Sourcing challenges arrive when you have the carriage of the girl next door, but reference pictures of what Deepika Padukone wore to Cannes. A stylist then has the task of adjusting the star’s self-image to guide it to the right direction because a fashion house would not dress her.

It also depends on the relationship the celebrity has with the designer. “If it’s an established star who is going to talk about the brand,” says Gaurav, “mention it on social media, come to the shows, then the designer won’t mind making a fresh jacket.”

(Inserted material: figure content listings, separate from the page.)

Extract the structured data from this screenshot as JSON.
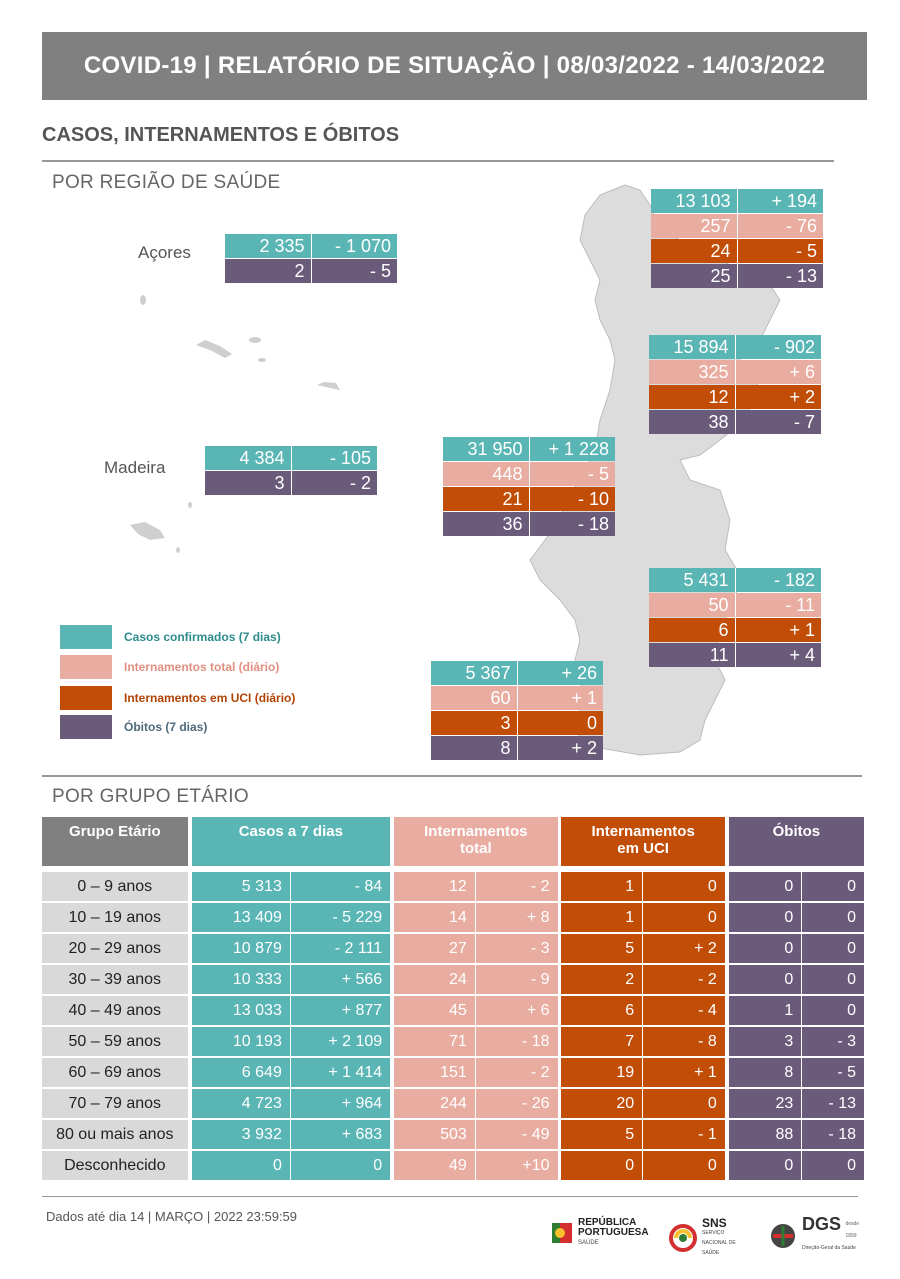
{
  "header": {
    "title": "COVID-19 | RELATÓRIO DE SITUAÇÃO | 08/03/2022 - 14/03/2022"
  },
  "section": {
    "title": "CASOS, INTERNAMENTOS E ÓBITOS",
    "by_region": "POR REGIÃO DE SAÚDE",
    "by_age": "POR GRUPO ETÁRIO"
  },
  "islands": {
    "acores": "Açores",
    "madeira": "Madeira"
  },
  "regions": {
    "acores": {
      "cases": "2 335",
      "cases_delta": "- 1 070",
      "deaths": "2",
      "deaths_delta": "- 5"
    },
    "madeira": {
      "cases": "4 384",
      "cases_delta": "- 105",
      "deaths": "3",
      "deaths_delta": "- 2"
    },
    "norte": {
      "cases": "13 103",
      "cases_delta": "+ 194",
      "hosp": "257",
      "hosp_delta": "- 76",
      "icu": "24",
      "icu_delta": "- 5",
      "deaths": "25",
      "deaths_delta": "- 13"
    },
    "centro": {
      "cases": "15 894",
      "cases_delta": "- 902",
      "hosp": "325",
      "hosp_delta": "+ 6",
      "icu": "12",
      "icu_delta": "+ 2",
      "deaths": "38",
      "deaths_delta": "- 7"
    },
    "lvt": {
      "cases": "31 950",
      "cases_delta": "+ 1 228",
      "hosp": "448",
      "hosp_delta": "- 5",
      "icu": "21",
      "icu_delta": "- 10",
      "deaths": "36",
      "deaths_delta": "- 18"
    },
    "alentejo": {
      "cases": "5 431",
      "cases_delta": "- 182",
      "hosp": "50",
      "hosp_delta": "- 11",
      "icu": "6",
      "icu_delta": "+ 1",
      "deaths": "11",
      "deaths_delta": "+ 4"
    },
    "algarve": {
      "cases": "5 367",
      "cases_delta": "+ 26",
      "hosp": "60",
      "hosp_delta": "+ 1",
      "icu": "3",
      "icu_delta": "0",
      "deaths": "8",
      "deaths_delta": "+ 2"
    }
  },
  "legend": {
    "cases": "Casos confirmados (7 dias)",
    "hosp": "Internamentos total (diário)",
    "icu": "Internamentos em UCI (diário)",
    "deaths": "Óbitos (7 dias)"
  },
  "age_table": {
    "headers": {
      "group": "Grupo Etário",
      "cases": "Casos a 7 dias",
      "hosp_1": "Internamentos",
      "hosp_2": "total",
      "icu_1": "Internamentos",
      "icu_2": "em UCI",
      "deaths": "Óbitos"
    },
    "rows": [
      [
        "0 – 9 anos",
        "5 313",
        "- 84",
        "12",
        "- 2",
        "1",
        "0",
        "0",
        "0"
      ],
      [
        "10 – 19 anos",
        "13 409",
        "- 5 229",
        "14",
        "+ 8",
        "1",
        "0",
        "0",
        "0"
      ],
      [
        "20 – 29 anos",
        "10 879",
        "- 2 111",
        "27",
        "- 3",
        "5",
        "+ 2",
        "0",
        "0"
      ],
      [
        "30 – 39 anos",
        "10 333",
        "+ 566",
        "24",
        "- 9",
        "2",
        "- 2",
        "0",
        "0"
      ],
      [
        "40 – 49 anos",
        "13 033",
        "+ 877",
        "45",
        "+ 6",
        "6",
        "- 4",
        "1",
        "0"
      ],
      [
        "50 – 59 anos",
        "10 193",
        "+ 2 109",
        "71",
        "- 18",
        "7",
        "- 8",
        "3",
        "- 3"
      ],
      [
        "60 – 69 anos",
        "6 649",
        "+ 1 414",
        "151",
        "- 2",
        "19",
        "+ 1",
        "8",
        "- 5"
      ],
      [
        "70 – 79 anos",
        "4 723",
        "+ 964",
        "244",
        "- 26",
        "20",
        "0",
        "23",
        "- 13"
      ],
      [
        "80 ou mais anos",
        "3 932",
        "+ 683",
        "503",
        "- 49",
        "5",
        "- 1",
        "88",
        "- 18"
      ],
      [
        "Desconhecido",
        "0",
        "0",
        "49",
        "+10",
        "0",
        "0",
        "0",
        "0"
      ]
    ]
  },
  "footer": {
    "text": "Dados até dia 14 | MARÇO | 2022 23:59:59"
  },
  "logos": {
    "republica_1": "REPÚBLICA",
    "republica_2": "PORTUGUESA",
    "republica_3": "SAÚDE",
    "sns": "SNS",
    "sns_sub": "SERVIÇO NACIONAL DE SAÚDE",
    "dgs": "DGS",
    "dgs_sub": "Direção-Geral da Saúde",
    "dgs_since": "desde 1899"
  },
  "colors": {
    "cases": "#5ab5b5",
    "hosp": "#e8aca1",
    "icu": "#c14d07",
    "deaths": "#6b5b7b",
    "header_bg": "#808080"
  }
}
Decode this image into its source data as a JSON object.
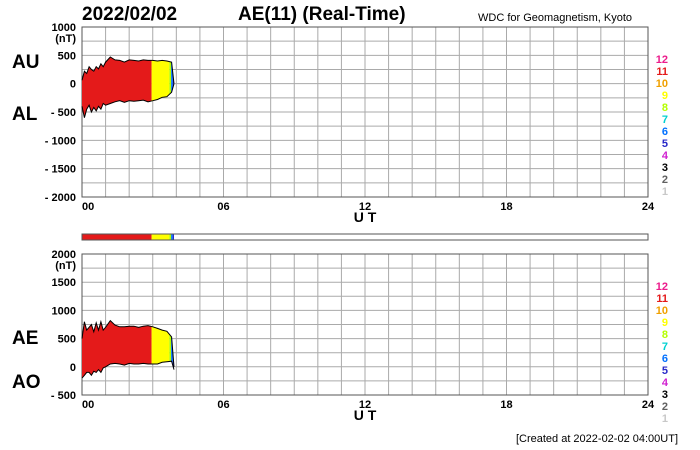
{
  "header": {
    "date": "2022/02/02",
    "title": "AE(11) (Real-Time)",
    "source": "WDC for Geomagnetism, Kyoto"
  },
  "footer": {
    "created": "[Created at 2022-02-02 04:00UT]"
  },
  "colors": {
    "station_scale": [
      "#ec1c8c",
      "#e41a1a",
      "#f0a000",
      "#ffff00",
      "#b4ff00",
      "#00d0d0",
      "#0070ff",
      "#2828c8",
      "#d020d0",
      "#000000",
      "#606060",
      "#c8c8c8"
    ]
  },
  "chart_data": [
    {
      "type": "area",
      "name": "AU/AL",
      "row_labels": [
        "AU",
        "AL"
      ],
      "ylabel": "(nT)",
      "ylim": [
        -2000,
        1000
      ],
      "y_ticks": [
        1000,
        500,
        0,
        -500,
        -1000,
        -1500,
        -2000
      ],
      "y_tick_labels": [
        "1000",
        "500",
        "0",
        "- 500",
        "- 1000",
        "- 1500",
        "- 2000"
      ],
      "xlabel": "U T",
      "xlim": [
        0,
        24
      ],
      "x_ticks": [
        0,
        6,
        12,
        18,
        24
      ],
      "x_tick_labels": [
        "00",
        "06",
        "12",
        "18",
        "24"
      ],
      "grid": true,
      "station_count_legend": [
        "12",
        "11",
        "10",
        "9",
        "8",
        "7",
        "6",
        "5",
        "4",
        "3",
        "2",
        "1"
      ],
      "x": [
        0.0,
        0.1,
        0.2,
        0.3,
        0.4,
        0.5,
        0.6,
        0.7,
        0.8,
        0.9,
        1.0,
        1.2,
        1.4,
        1.6,
        1.8,
        2.0,
        2.2,
        2.4,
        2.6,
        2.8,
        3.0,
        3.2,
        3.4,
        3.6,
        3.8,
        3.9
      ],
      "series": [
        {
          "values": [
            60,
            220,
            180,
            300,
            250,
            220,
            300,
            260,
            350,
            300,
            380,
            470,
            420,
            410,
            380,
            420,
            410,
            400,
            420,
            410,
            410,
            400,
            410,
            400,
            380,
            0
          ]
        },
        {
          "values": [
            -400,
            -600,
            -450,
            -380,
            -500,
            -420,
            -480,
            -400,
            -450,
            -350,
            -380,
            -350,
            -320,
            -300,
            -330,
            -300,
            -310,
            -300,
            -290,
            -320,
            -300,
            -280,
            -240,
            -230,
            -150,
            0
          ]
        }
      ],
      "station_count_segments": [
        {
          "start": 0.0,
          "end": 2.95,
          "count": 11
        },
        {
          "start": 2.95,
          "end": 3.7,
          "count": 9
        },
        {
          "start": 3.7,
          "end": 3.78,
          "count": 8
        },
        {
          "start": 3.78,
          "end": 3.85,
          "count": 6
        },
        {
          "start": 3.85,
          "end": 3.9,
          "count": 5
        }
      ]
    },
    {
      "type": "area",
      "name": "AE/AO",
      "row_labels": [
        "AE",
        "AO"
      ],
      "ylabel": "(nT)",
      "ylim": [
        -500,
        2000
      ],
      "y_ticks": [
        2000,
        1500,
        1000,
        500,
        0,
        -500
      ],
      "y_tick_labels": [
        "2000",
        "1500",
        "1000",
        "500",
        "0",
        "- 500"
      ],
      "xlabel": "U T",
      "xlim": [
        0,
        24
      ],
      "x_ticks": [
        0,
        6,
        12,
        18,
        24
      ],
      "x_tick_labels": [
        "00",
        "06",
        "12",
        "18",
        "24"
      ],
      "grid": true,
      "station_count_legend": [
        "12",
        "11",
        "10",
        "9",
        "8",
        "7",
        "6",
        "5",
        "4",
        "3",
        "2",
        "1"
      ],
      "x": [
        0.0,
        0.1,
        0.2,
        0.3,
        0.4,
        0.5,
        0.6,
        0.7,
        0.8,
        0.9,
        1.0,
        1.2,
        1.4,
        1.6,
        1.8,
        2.0,
        2.2,
        2.4,
        2.6,
        2.8,
        3.0,
        3.2,
        3.4,
        3.6,
        3.8,
        3.9
      ],
      "series": [
        {
          "values": [
            500,
            800,
            650,
            700,
            750,
            620,
            780,
            650,
            800,
            650,
            700,
            820,
            740,
            710,
            710,
            720,
            720,
            700,
            720,
            730,
            710,
            680,
            650,
            630,
            530,
            0
          ]
        },
        {
          "values": [
            -200,
            -150,
            -100,
            -100,
            -150,
            -80,
            -100,
            -50,
            -100,
            -20,
            0,
            50,
            60,
            50,
            30,
            60,
            50,
            50,
            60,
            50,
            50,
            50,
            80,
            90,
            100,
            -50
          ]
        }
      ],
      "station_count_segments": [
        {
          "start": 0.0,
          "end": 2.95,
          "count": 11
        },
        {
          "start": 2.95,
          "end": 3.7,
          "count": 9
        },
        {
          "start": 3.7,
          "end": 3.78,
          "count": 8
        },
        {
          "start": 3.78,
          "end": 3.85,
          "count": 6
        },
        {
          "start": 3.85,
          "end": 3.9,
          "count": 5
        }
      ]
    }
  ]
}
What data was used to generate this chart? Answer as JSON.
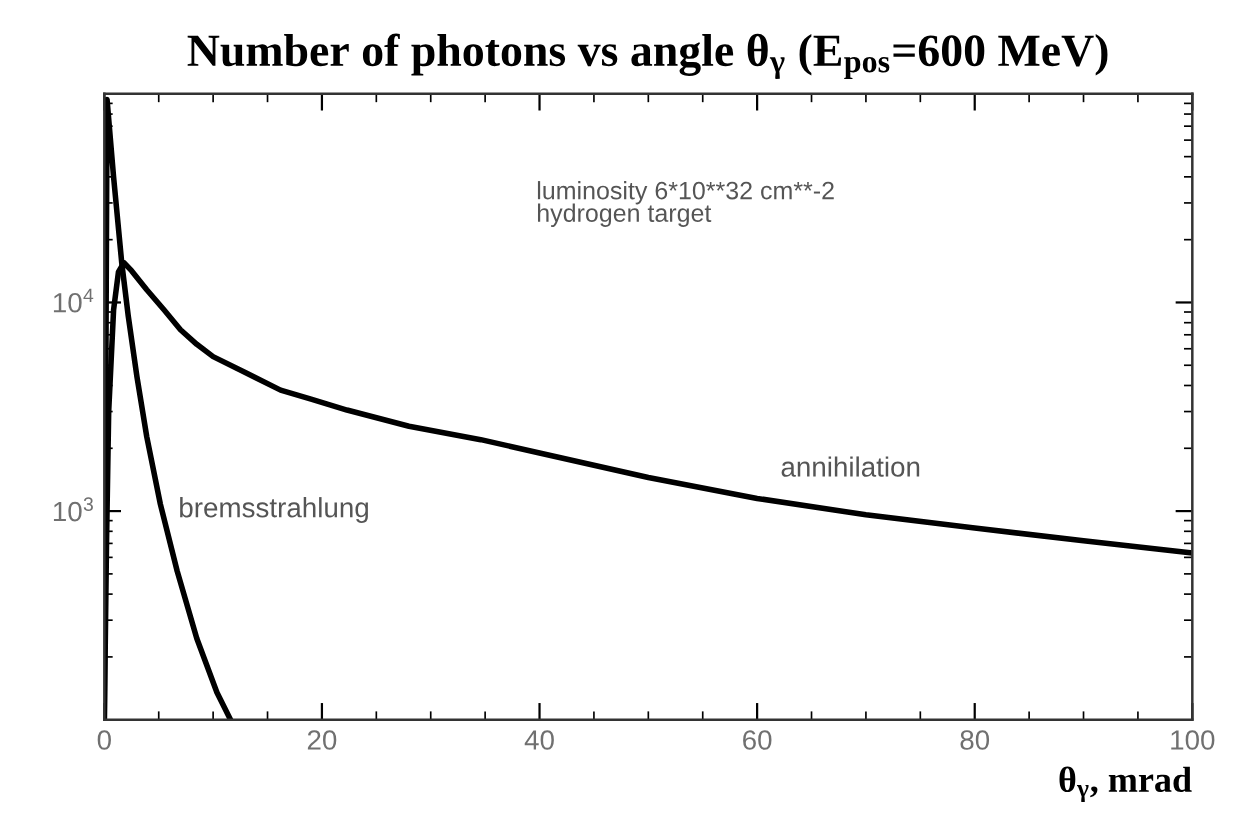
{
  "chart_data": {
    "type": "line",
    "title": "Number of photons vs angle θ$_{γ}$ (E$_{pos}$=600 MeV)",
    "xlabel": "θ$_{γ}$, mrad",
    "log": "y",
    "xlim": [
      0,
      100
    ],
    "xticks": [
      0,
      20,
      40,
      60,
      80,
      100
    ],
    "ylim": [
      100,
      100000
    ],
    "yticks": [
      {
        "value": 1000,
        "label": "10$^{3}$"
      },
      {
        "value": 10000,
        "label": "10$^{4}$"
      }
    ],
    "line_style": "solid",
    "annotations": [
      "luminosity 6*10**32 cm**-2",
      "hydrogen target"
    ],
    "series": [
      {
        "name": "bremsstrahlung",
        "color": "#000000",
        "x": [
          0,
          0.25,
          0.85,
          1.6,
          2.2,
          3.0,
          3.9,
          5.15,
          6.7,
          8.5,
          10.35,
          11.6
        ],
        "values": [
          100,
          94000,
          40000,
          15500,
          8600,
          4400,
          2270,
          1080,
          515,
          245,
          135,
          100
        ]
      },
      {
        "name": "annihilation",
        "color": "#000000",
        "x": [
          0,
          0.2,
          0.4,
          0.85,
          1.3,
          1.8,
          2.5,
          3.9,
          5.5,
          7,
          8.5,
          10,
          13,
          16.2,
          19,
          22.3,
          28,
          34.6,
          40,
          50,
          60,
          70,
          80,
          90,
          100
        ],
        "values": [
          100,
          700,
          3000,
          9200,
          14000,
          15500,
          14200,
          11500,
          9200,
          7400,
          6300,
          5500,
          4600,
          3800,
          3440,
          3050,
          2550,
          2200,
          1900,
          1450,
          1150,
          960,
          830,
          720,
          630
        ]
      }
    ]
  }
}
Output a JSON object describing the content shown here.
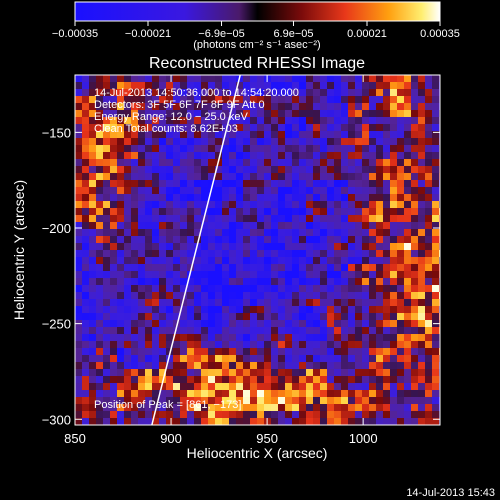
{
  "chart_data": {
    "type": "heatmap",
    "title": "Reconstructed RHESSI Image",
    "xlabel": "Heliocentric X (arcsec)",
    "ylabel": "Heliocentric Y (arcsec)",
    "xlim": [
      850,
      1040
    ],
    "ylim": [
      -303,
      -120
    ],
    "x_ticks": [
      850,
      900,
      950,
      1000
    ],
    "y_ticks": [
      -150,
      -200,
      -250,
      -300
    ],
    "x_tick_labels": [
      "850",
      "900",
      "950",
      "1000"
    ],
    "y_tick_labels": [
      "−150",
      "−200",
      "−250",
      "−300"
    ],
    "colorbar": {
      "colormap": "blue-purple-red-yellow-white",
      "range": [
        -0.00035,
        0.00035
      ],
      "ticks": [
        -0.00035,
        -0.00021,
        -6.9e-05,
        6.9e-05,
        0.00021,
        0.00035
      ],
      "tick_labels": [
        "−0.00035",
        "−0.00021",
        "−6.9e−05",
        "6.9e−05",
        "0.00021",
        "0.00035"
      ],
      "unit_label": "(photons cm⁻² s⁻¹ asec⁻²)"
    },
    "limb_line": {
      "x": [
        890,
        936
      ],
      "y": [
        -303,
        -120
      ]
    },
    "annotations": [
      "14‑Jul‑2013 14:50:36.000 to 14:54:20.000",
      "Detectors: 3F 5F 6F 7F 8F 9F  Att 0",
      "Energy Range: 12.0 − 25.0 keV",
      "Clean    Total counts: 8.62E+03",
      "Position of Peak = [861, −173]"
    ],
    "timestamp": "14‑Jul‑2013 15:43",
    "colors": {
      "background": "#000000",
      "text": "#ffffff"
    }
  }
}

Then there is the practical side—some brands, such as Burberry, make many sizes and a stylist can pick the right size off the rack. Brands such as Gucci, may or may not have the range. So even director-producer Karan Johar tends to wear his own clothes from the brand, not borrowed ones, for a show or shoot. 
 
There are also limitations of time-consuming couture. “A Rahul Misra sample can take three-months to make,” points out Gaurav, “So it’s just not possible for him to make one anew on short notice. The same goes for an upcoming designer [with limited production resources]—I cannot [ethically] request them to make a [complimentary] custom piece which may not get worn, or mentioned.” Designers with the infrastructure—such as Gaurav Gupta and Amit Aggarwal—are more likely to make things anew; some designers even produce a separate rack of expandable numbers—especially of those outfits that have statement potential—to be altered as needed. 
 
Former stylist and now creative consultant and artist Jayati Bose, though, is testament to how inclusive brands are getting. “Brands send me clothes,” says Bose, who weighs about 84 kg and wears Size 16, talking about the clothes she wears on her social media feed. Albeit it’s mostly blouses to go with Raw Mango or Anavila sarees and pieces from size agnostic brands such as Urvashi Kaur, Pero, Injiri, Eka or more casual brands such as NORBLACK NORWHITE.

For couture or high fashion samples themselves to be more in more varied sizes, the solution is to make the first prototype for models of various body types on the runway itself.